Recently, there was a ruling on costs for a matter in which both the Applicant and the Respondent to a Motion to Change child support were self-represented. The case is Genga v Colaianni 2017 ONSC 4709 . The successful Applicant was awarded $3000 in costs from a claimed amount of $6714.63. Costs should be awarded so that it is fair and reasonable “from the perspective of the “reasonable unsuccessful litigant” (para. 23). Furthermore, the court included the following factors to consider from previous cases, in addition to Rule 24 of the Family Law Rules:
 Self-represented litigants are entitled to costs in proceedings “calculated on the same basis as those of the litigant who retains counsel”. The basis for assessment of costs of a self-represented person is the “loss of time through their involvement in the legal process”. The allowance for time should be “moderate” or “reasonable” but should not be anything more than the “time and effort to do the work ordinarily done by a lawyer retained to conduct the litigation. 
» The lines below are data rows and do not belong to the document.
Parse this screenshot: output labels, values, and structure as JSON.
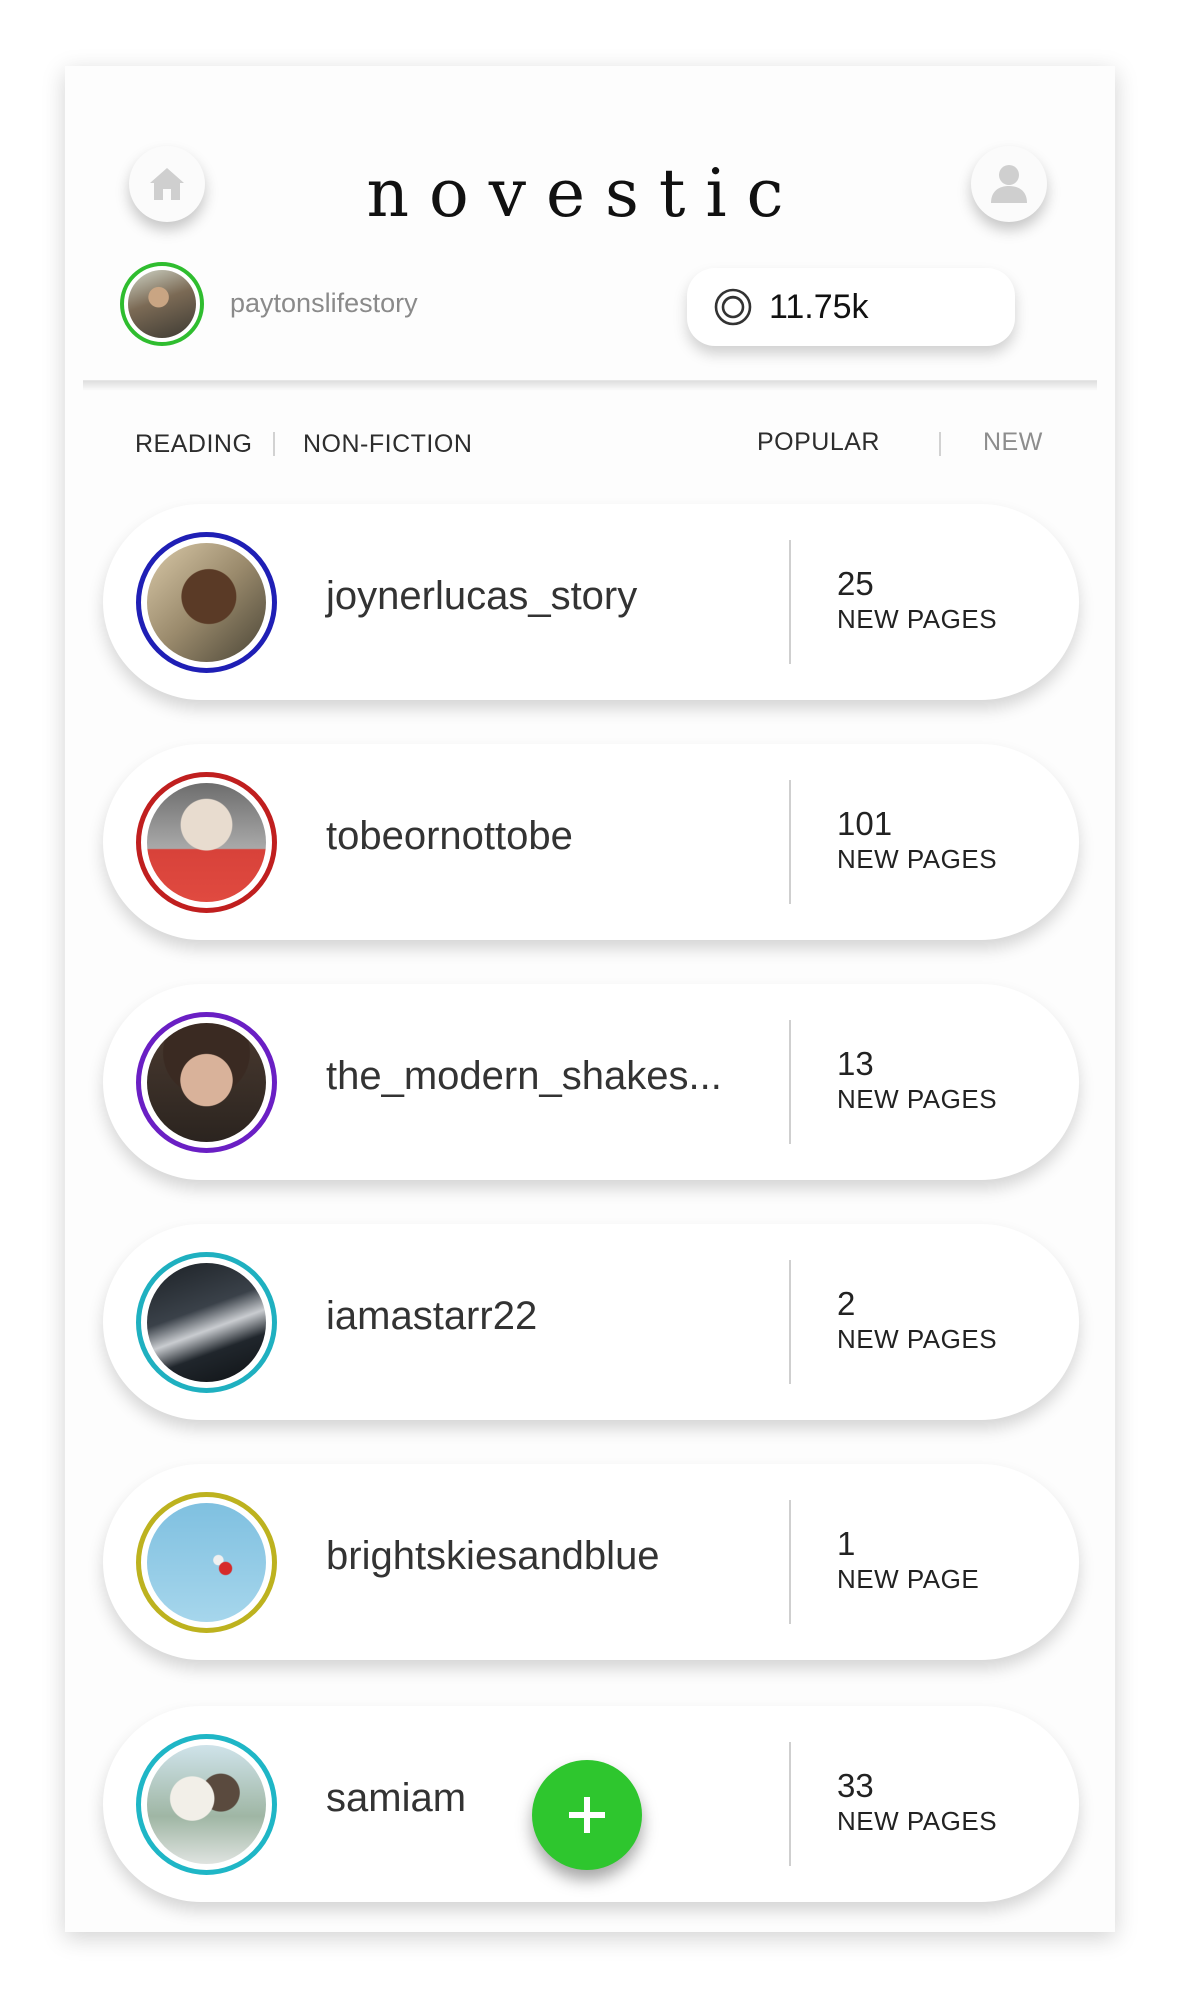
{
  "app": {
    "brand": "novestic"
  },
  "user": {
    "username": "paytonslifestory",
    "coins": "11.75k"
  },
  "filters": {
    "left": [
      "READING",
      "NON-FICTION"
    ],
    "right": [
      "POPULAR",
      "NEW"
    ]
  },
  "feed": [
    {
      "username": "joynerlucas_story",
      "count": "25",
      "label": "NEW PAGES",
      "ring_color": "#1f1fb5"
    },
    {
      "username": "tobeornottobe",
      "count": "101",
      "label": "NEW PAGES",
      "ring_color": "#c01f1f"
    },
    {
      "username": "the_modern_shakes...",
      "count": "13",
      "label": "NEW PAGES",
      "ring_color": "#6a1fc4"
    },
    {
      "username": "iamastarr22",
      "count": "2",
      "label": "NEW PAGES",
      "ring_color": "#1fb0c0"
    },
    {
      "username": "brightskiesandblue",
      "count": "1",
      "label": "NEW PAGE",
      "ring_color": "#bdb21f"
    },
    {
      "username": "samiam",
      "count": "33",
      "label": "NEW PAGES",
      "ring_color": "#1fb6c6"
    }
  ],
  "icons": {
    "home": "home-icon",
    "profile": "user-icon",
    "coins": "coin-icon",
    "add": "plus-icon"
  },
  "colors": {
    "accent_green": "#2ec62e"
  }
}
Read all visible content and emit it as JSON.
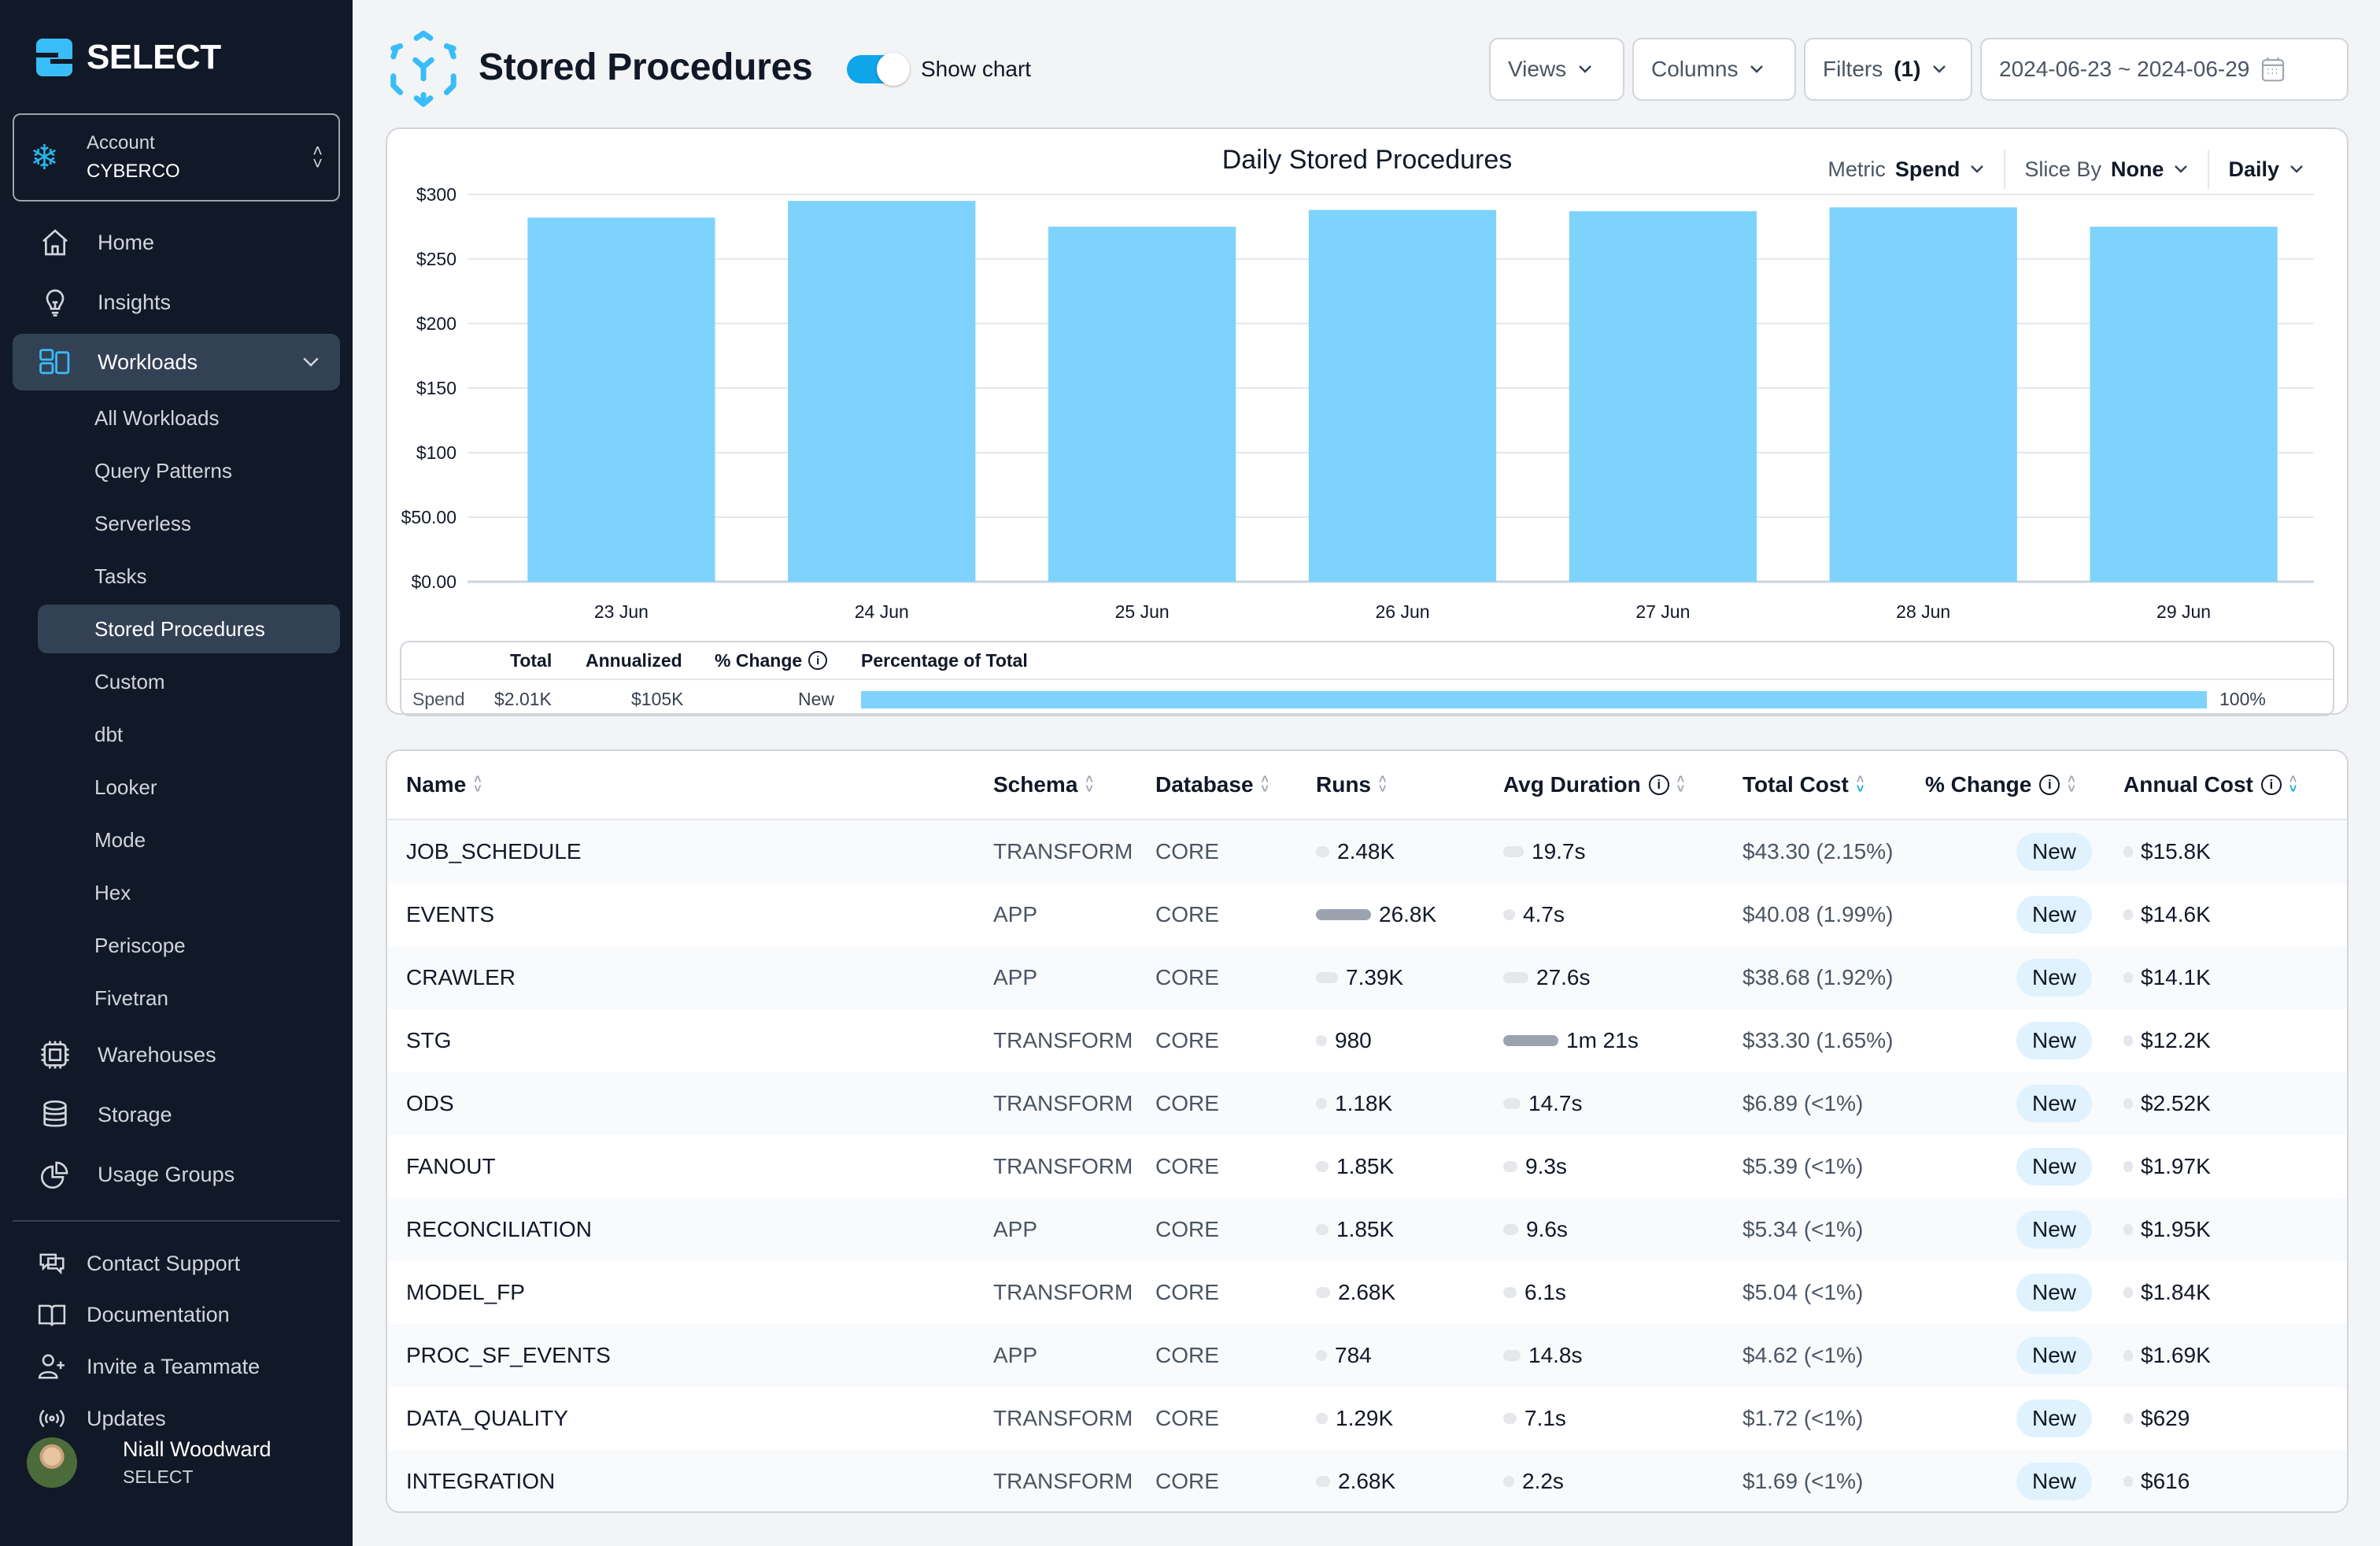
{
  "brand": {
    "name": "SELECT",
    "accent": "#38bdf8"
  },
  "account": {
    "label": "Account",
    "value": "CYBERCO"
  },
  "sidebar": {
    "items": [
      {
        "label": "Home",
        "icon": "home-icon"
      },
      {
        "label": "Insights",
        "icon": "lightbulb-icon"
      },
      {
        "label": "Workloads",
        "icon": "layout-icon",
        "expanded": true
      }
    ],
    "workloads_children": [
      {
        "label": "All Workloads"
      },
      {
        "label": "Query Patterns"
      },
      {
        "label": "Serverless"
      },
      {
        "label": "Tasks"
      },
      {
        "label": "Stored Procedures",
        "active": true
      },
      {
        "label": "Custom"
      },
      {
        "label": "dbt"
      },
      {
        "label": "Looker"
      },
      {
        "label": "Mode"
      },
      {
        "label": "Hex"
      },
      {
        "label": "Periscope"
      },
      {
        "label": "Fivetran"
      }
    ],
    "items_after": [
      {
        "label": "Warehouses",
        "icon": "chip-icon"
      },
      {
        "label": "Storage",
        "icon": "database-icon"
      },
      {
        "label": "Usage Groups",
        "icon": "pie-chart-icon"
      }
    ],
    "footer": [
      {
        "label": "Contact Support",
        "icon": "chat-icon"
      },
      {
        "label": "Documentation",
        "icon": "book-icon"
      },
      {
        "label": "Invite a Teammate",
        "icon": "user-plus-icon"
      },
      {
        "label": "Updates",
        "icon": "broadcast-icon"
      }
    ],
    "user": {
      "name": "Niall Woodward",
      "org": "SELECT"
    }
  },
  "header": {
    "title": "Stored Procedures",
    "show_chart_label": "Show chart",
    "show_chart_on": true,
    "views_label": "Views",
    "columns_label": "Columns",
    "filters_label": "Filters",
    "filters_count": "(1)",
    "date_range": "2024-06-23 ~ 2024-06-29"
  },
  "chart_controls": {
    "metric_label": "Metric",
    "metric_value": "Spend",
    "slice_label": "Slice By",
    "slice_value": "None",
    "granularity": "Daily"
  },
  "chart_data": {
    "type": "bar",
    "title": "Daily Stored Procedures",
    "categories": [
      "23 Jun",
      "24 Jun",
      "25 Jun",
      "26 Jun",
      "27 Jun",
      "28 Jun",
      "29 Jun"
    ],
    "values": [
      282,
      295,
      275,
      288,
      287,
      290,
      275
    ],
    "xlabel": "",
    "ylabel": "Spend",
    "ylim": [
      0,
      300
    ],
    "yticks": [
      0,
      50,
      100,
      150,
      200,
      250,
      300
    ],
    "ytick_labels": [
      "$0.00",
      "$50.00",
      "$100",
      "$150",
      "$200",
      "$250",
      "$300"
    ],
    "grid": true,
    "color": "#7dd3fc"
  },
  "summary": {
    "headers": {
      "total": "Total",
      "annualized": "Annualized",
      "change": "% Change",
      "pct_total": "Percentage of Total"
    },
    "row": {
      "label": "Spend",
      "total": "$2.01K",
      "annualized": "$105K",
      "change": "New",
      "pct_total": 100,
      "pct_total_label": "100%"
    }
  },
  "table": {
    "columns": [
      "Name",
      "Schema",
      "Database",
      "Runs",
      "Avg Duration",
      "Total Cost",
      "% Change",
      "Annual Cost"
    ],
    "sorted_column": "Total Cost",
    "rows": [
      {
        "name": "JOB_SCHEDULE",
        "schema": "TRANSFORM",
        "database": "CORE",
        "runs": "2.48K",
        "runs_frac": 0.09,
        "avg_duration": "19.7s",
        "dur_frac": 0.24,
        "total_cost": "$43.30 (2.15%)",
        "change": "New",
        "annual_cost": "$15.8K"
      },
      {
        "name": "EVENTS",
        "schema": "APP",
        "database": "CORE",
        "runs": "26.8K",
        "runs_frac": 1.0,
        "avg_duration": "4.7s",
        "dur_frac": 0.06,
        "total_cost": "$40.08 (1.99%)",
        "change": "New",
        "annual_cost": "$14.6K"
      },
      {
        "name": "CRAWLER",
        "schema": "APP",
        "database": "CORE",
        "runs": "7.39K",
        "runs_frac": 0.28,
        "avg_duration": "27.6s",
        "dur_frac": 0.34,
        "total_cost": "$38.68 (1.92%)",
        "change": "New",
        "annual_cost": "$14.1K"
      },
      {
        "name": "STG",
        "schema": "TRANSFORM",
        "database": "CORE",
        "runs": "980",
        "runs_frac": 0.04,
        "avg_duration": "1m 21s",
        "dur_frac": 1.0,
        "total_cost": "$33.30 (1.65%)",
        "change": "New",
        "annual_cost": "$12.2K"
      },
      {
        "name": "ODS",
        "schema": "TRANSFORM",
        "database": "CORE",
        "runs": "1.18K",
        "runs_frac": 0.04,
        "avg_duration": "14.7s",
        "dur_frac": 0.18,
        "total_cost": "$6.89 (<1%)",
        "change": "New",
        "annual_cost": "$2.52K"
      },
      {
        "name": "FANOUT",
        "schema": "TRANSFORM",
        "database": "CORE",
        "runs": "1.85K",
        "runs_frac": 0.07,
        "avg_duration": "9.3s",
        "dur_frac": 0.11,
        "total_cost": "$5.39 (<1%)",
        "change": "New",
        "annual_cost": "$1.97K"
      },
      {
        "name": "RECONCILIATION",
        "schema": "APP",
        "database": "CORE",
        "runs": "1.85K",
        "runs_frac": 0.07,
        "avg_duration": "9.6s",
        "dur_frac": 0.12,
        "total_cost": "$5.34 (<1%)",
        "change": "New",
        "annual_cost": "$1.95K"
      },
      {
        "name": "MODEL_FP",
        "schema": "TRANSFORM",
        "database": "CORE",
        "runs": "2.68K",
        "runs_frac": 0.1,
        "avg_duration": "6.1s",
        "dur_frac": 0.08,
        "total_cost": "$5.04 (<1%)",
        "change": "New",
        "annual_cost": "$1.84K"
      },
      {
        "name": "PROC_SF_EVENTS",
        "schema": "APP",
        "database": "CORE",
        "runs": "784",
        "runs_frac": 0.03,
        "avg_duration": "14.8s",
        "dur_frac": 0.18,
        "total_cost": "$4.62 (<1%)",
        "change": "New",
        "annual_cost": "$1.69K"
      },
      {
        "name": "DATA_QUALITY",
        "schema": "TRANSFORM",
        "database": "CORE",
        "runs": "1.29K",
        "runs_frac": 0.05,
        "avg_duration": "7.1s",
        "dur_frac": 0.09,
        "total_cost": "$1.72 (<1%)",
        "change": "New",
        "annual_cost": "$629"
      },
      {
        "name": "INTEGRATION",
        "schema": "TRANSFORM",
        "database": "CORE",
        "runs": "2.68K",
        "runs_frac": 0.1,
        "avg_duration": "2.2s",
        "dur_frac": 0.03,
        "total_cost": "$1.69 (<1%)",
        "change": "New",
        "annual_cost": "$616"
      }
    ]
  }
}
 The claim by a self-represented litigant would be for work “otherwise done by counsel or that she may have been charged for had she been represented”. 
 An important threshold consideration is the appropriate level of indemnification, assessed by reference to degree of success and reasonableness of each party’s litigation behaviour.
 An unrepresented litigant’s hourly rate is one of several factors that may be considered in assessing costs. 
Moreover, the income of the self-represented litigant also factors in the costs consideration (see para. 17). This case served as a good example of how costs are calculated.